|
|
|
|
|
by bcantrill
3732 days ago
|
|
Yes, and the "big and gnarly" issues that he alludes to are in fact a driver issue that has been seen only by him and brought up exactly once by him on the mailing list -- and that was a year and a half ago.[1] There was lots of discussion at the time, the conclusions being that (1) he was advocating changes that were deemed unsafe and (2) that his most serious problems were seen on hardware known to be bad. The driver that he's referring to (ixgbe) is in very widespread production on illumos (albeit likely more frequently over optics than the copper that he has deployed); to the degree that there's a driver issue here at all (and that's not a foregone conclusion!), it seems likely that there is something specific to his environment that is inducing it.
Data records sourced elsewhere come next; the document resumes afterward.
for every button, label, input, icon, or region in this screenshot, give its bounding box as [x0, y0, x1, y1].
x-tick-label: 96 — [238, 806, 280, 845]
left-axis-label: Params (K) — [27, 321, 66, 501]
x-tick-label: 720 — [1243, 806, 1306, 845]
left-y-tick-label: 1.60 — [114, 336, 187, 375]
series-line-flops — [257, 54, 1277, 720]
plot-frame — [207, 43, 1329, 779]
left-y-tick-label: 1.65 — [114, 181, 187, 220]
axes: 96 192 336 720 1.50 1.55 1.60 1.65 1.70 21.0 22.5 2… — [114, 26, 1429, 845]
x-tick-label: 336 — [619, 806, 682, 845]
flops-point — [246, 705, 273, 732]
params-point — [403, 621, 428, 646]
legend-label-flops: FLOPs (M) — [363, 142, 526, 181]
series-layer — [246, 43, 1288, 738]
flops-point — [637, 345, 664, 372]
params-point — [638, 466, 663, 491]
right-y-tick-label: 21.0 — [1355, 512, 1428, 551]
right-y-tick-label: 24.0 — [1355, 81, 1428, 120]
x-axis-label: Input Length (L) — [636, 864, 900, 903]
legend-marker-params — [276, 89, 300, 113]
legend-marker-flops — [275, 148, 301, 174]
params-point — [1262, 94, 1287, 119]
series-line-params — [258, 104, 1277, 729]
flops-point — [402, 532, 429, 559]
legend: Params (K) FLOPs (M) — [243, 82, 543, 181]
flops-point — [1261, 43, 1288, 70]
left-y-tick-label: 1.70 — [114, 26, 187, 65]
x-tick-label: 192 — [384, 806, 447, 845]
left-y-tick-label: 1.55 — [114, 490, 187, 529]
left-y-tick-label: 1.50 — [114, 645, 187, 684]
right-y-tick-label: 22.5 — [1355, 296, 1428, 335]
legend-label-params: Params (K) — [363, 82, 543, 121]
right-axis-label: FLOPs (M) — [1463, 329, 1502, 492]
Certainly, with no one else seeing the issue and without better information from him (e.g., a kernel crash dump that indisputably shows an ixgbe-level issue), it's hard to see how anyone could expect any real progress to be made on this issue -- illumos or otherwise, open source or otherwise. tl;dr: This in no way represents the "limits of open source" -- but it does highlight the limits of relying on other people to magically solve your problems for you. [1] https://www.listbox.com/member/archive/182179/2014/10/search... |
|
To me it reads as Chris providing an exceptionally detailed bug report (including the exact code paths triggering the problem, and statistics from lockstat and dtrace on the lock in question). Nobody in the thread asks for more information (why would you want a "crash dump" for a non-crashing bug anyway?). Everyone seems to agree that the drivers are in fact taking spinlocks for long periods of time, while holding other locks. Nobody talks about "hardware known to be bad". What is talked about is how it's been too long since the drivers were last synced with upstream.